7 Uhr

Miguel starrte auf die Monitorbank vor ihm. Die meisten Kinder schliefen, aber Mädchen 219 warf sich noch immer unruhig auf dem Bett herum. Er hatte ihr an diesem Abend kein Schlafmittel geben können, denn sie erbrach sich immer wieder, und er wollte das Mittel nicht verschwenden. Mädchen 219 hatte nicht einmal das Wasser bei sich behalten können, das Miguel ihr eingeflößt hatte, und nichts mehr gegessen, seitdem ihr so übel war. Außerdem hatte sie über Bauchschmerzen geklagt.

In der letzten Stunde hatte Miguel mit einiger Besorgnis beobachtet, wie Mädchen 219 entweder flach auf dem Rücken lag oder sich in Embryonalstellung zusammenrollte. Selbst in dem dunklen Zimmer und mit den Nachtsichtkameras, die alles in grünes, geisterhaftes Licht tauchten, konnte er erkennen, dass sie krank aussah. Ihre Augen waren eingesunken und von dunklen Ringen umgeben.

Miguel fragte sich, ob er jemandem Bescheid sagen sollte. Er war es leid, immer darauf zu warten, dass die Frau – Verzeihung, der Boss – ihn zurückrief. Er hatte sie um kurz nach 5 Uhr angerufen und ihr gesagt, eines der Kinder sei krank. Bis jetzt war nur Mädchen 219 betroffen, aber so etwas breitete sich schnell aus, und Miguel hatte keine Lust, sich um die kranken Bälger zu kümmern. Sie waren auch so schon lästig genug.

Der Boss hatte versprochen, sich bis 6 Uhr mit weiteren Instruktionen zu melden. Jetzt war es sieben, und Miguel hatte noch immer nichts gehört.

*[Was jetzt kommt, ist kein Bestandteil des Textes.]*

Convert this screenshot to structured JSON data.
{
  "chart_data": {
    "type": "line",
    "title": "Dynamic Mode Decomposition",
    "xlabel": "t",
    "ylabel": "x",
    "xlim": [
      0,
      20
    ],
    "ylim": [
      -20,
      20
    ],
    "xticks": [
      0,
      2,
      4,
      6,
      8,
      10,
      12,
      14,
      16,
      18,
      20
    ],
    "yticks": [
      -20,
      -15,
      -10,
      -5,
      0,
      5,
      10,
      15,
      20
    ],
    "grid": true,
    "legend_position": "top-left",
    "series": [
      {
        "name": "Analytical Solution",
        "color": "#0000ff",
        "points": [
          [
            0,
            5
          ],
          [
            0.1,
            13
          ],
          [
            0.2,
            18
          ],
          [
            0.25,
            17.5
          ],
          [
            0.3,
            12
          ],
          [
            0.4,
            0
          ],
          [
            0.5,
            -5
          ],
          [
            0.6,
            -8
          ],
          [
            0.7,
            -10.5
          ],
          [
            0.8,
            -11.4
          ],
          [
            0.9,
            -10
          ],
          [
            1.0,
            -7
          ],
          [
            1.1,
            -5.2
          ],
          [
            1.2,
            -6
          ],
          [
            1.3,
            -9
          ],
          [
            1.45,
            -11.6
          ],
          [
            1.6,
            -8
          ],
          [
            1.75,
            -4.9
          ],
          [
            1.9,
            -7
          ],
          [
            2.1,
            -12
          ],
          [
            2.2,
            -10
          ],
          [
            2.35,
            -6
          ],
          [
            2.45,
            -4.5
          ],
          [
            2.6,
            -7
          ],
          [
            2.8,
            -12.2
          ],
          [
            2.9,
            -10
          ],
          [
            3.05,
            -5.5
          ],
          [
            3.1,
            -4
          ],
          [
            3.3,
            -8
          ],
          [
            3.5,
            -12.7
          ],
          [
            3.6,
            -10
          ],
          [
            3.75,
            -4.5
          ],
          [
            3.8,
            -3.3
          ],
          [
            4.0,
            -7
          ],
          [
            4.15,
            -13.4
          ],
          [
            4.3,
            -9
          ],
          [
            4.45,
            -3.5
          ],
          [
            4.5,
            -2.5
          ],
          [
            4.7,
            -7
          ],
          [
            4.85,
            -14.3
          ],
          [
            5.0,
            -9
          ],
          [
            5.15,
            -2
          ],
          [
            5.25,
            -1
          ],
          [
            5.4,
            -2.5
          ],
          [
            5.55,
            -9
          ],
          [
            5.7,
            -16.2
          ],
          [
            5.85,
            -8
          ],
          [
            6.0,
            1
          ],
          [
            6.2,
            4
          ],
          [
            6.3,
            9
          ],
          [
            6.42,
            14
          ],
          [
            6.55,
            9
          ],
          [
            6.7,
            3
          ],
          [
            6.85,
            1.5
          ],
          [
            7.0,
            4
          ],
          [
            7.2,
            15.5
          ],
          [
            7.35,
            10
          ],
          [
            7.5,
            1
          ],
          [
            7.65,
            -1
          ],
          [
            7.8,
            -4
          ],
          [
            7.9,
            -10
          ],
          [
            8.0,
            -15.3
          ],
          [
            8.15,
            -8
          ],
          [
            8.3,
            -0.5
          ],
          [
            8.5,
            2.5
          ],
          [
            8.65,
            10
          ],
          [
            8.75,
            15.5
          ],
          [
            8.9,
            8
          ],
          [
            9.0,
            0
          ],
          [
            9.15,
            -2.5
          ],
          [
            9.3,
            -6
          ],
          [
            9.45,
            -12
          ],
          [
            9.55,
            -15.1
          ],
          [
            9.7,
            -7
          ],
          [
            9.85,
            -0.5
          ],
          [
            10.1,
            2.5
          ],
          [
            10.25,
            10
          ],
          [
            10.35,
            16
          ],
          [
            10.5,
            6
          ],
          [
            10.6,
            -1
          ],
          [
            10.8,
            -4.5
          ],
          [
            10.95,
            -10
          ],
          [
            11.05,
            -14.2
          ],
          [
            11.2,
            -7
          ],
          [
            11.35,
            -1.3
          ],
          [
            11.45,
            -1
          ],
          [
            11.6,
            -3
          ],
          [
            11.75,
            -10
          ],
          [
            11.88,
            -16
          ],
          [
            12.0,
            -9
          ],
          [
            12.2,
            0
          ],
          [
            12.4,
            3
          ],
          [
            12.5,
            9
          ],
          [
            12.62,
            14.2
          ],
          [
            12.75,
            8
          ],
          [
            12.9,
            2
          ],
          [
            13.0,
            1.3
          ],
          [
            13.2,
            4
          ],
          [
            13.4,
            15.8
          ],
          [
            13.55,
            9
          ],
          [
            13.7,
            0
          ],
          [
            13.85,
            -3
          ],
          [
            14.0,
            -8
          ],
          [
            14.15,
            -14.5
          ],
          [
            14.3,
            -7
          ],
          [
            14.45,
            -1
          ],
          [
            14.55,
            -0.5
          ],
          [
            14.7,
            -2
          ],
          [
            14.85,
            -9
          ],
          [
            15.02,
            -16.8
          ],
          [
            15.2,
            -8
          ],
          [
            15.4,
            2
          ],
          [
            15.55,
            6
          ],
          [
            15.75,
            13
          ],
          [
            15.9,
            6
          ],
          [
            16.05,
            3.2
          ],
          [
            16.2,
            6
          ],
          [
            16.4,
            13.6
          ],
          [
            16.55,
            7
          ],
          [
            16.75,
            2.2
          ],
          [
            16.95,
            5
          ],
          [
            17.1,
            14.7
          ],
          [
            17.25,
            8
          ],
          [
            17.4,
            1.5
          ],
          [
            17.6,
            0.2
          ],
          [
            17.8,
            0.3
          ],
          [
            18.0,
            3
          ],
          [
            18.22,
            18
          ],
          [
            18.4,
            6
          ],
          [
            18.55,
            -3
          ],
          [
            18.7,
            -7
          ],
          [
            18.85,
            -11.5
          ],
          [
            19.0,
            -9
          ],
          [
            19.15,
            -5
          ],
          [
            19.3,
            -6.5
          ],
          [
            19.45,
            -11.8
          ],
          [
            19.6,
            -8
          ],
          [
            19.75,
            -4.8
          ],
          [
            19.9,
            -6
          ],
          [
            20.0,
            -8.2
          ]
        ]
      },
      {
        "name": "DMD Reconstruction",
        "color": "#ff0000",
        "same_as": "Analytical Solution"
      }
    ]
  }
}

Seltsam, dachte er. Es passt gar nicht zu ihr, dass sie nicht zurückruft.

Sie hatte ihren Laden fest im Griff, und alles wurde genau so gemacht, wie sie es wollte. In den drei Jahren, die Miguel jetzt für sie arbeitete, hatte sie nicht einen Termin verpasst. Und wenn es um etwas so Wichtiges ging, war sie sonst immer pünktlich. Also musste etwas passiert sein.

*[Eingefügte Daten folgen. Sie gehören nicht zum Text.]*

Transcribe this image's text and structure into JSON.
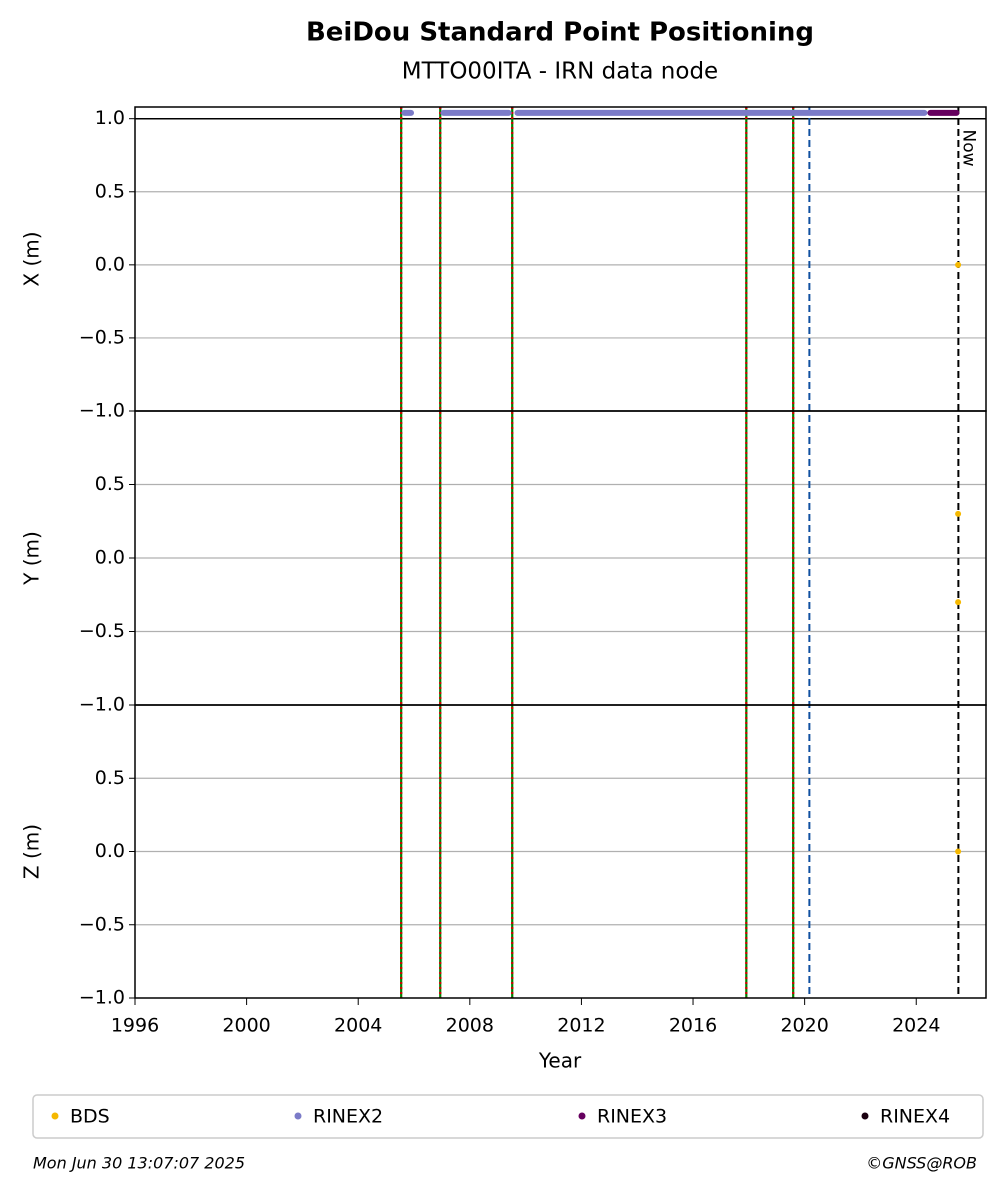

Miguel überlegte kurz, ob er sie noch einmal kontaktieren sollte, ließ es dann aber, da er wusste, dass sie sich darüber aufregen würde. Also beschloss er, eine andere Nummer anzurufen.

Er klemmte sich den Telefonhörer zwischen Schulter und Ohr, zog ein Notizbuch aus der Tasche und blätterte darin, bis er die Nummer gefunden hatte, die er suchte. Diese Nummer hatte er erst ein einziges Mal gebraucht.

Miguel wählte und wartete.

Ein Klicken. Dann klingelte es am anderen Ende. Eine computerverzerrte Stimme meldete sich.

»Sprechen Sie.«

»Ich glaube, wir haben ein Problem«, sagte Miguel.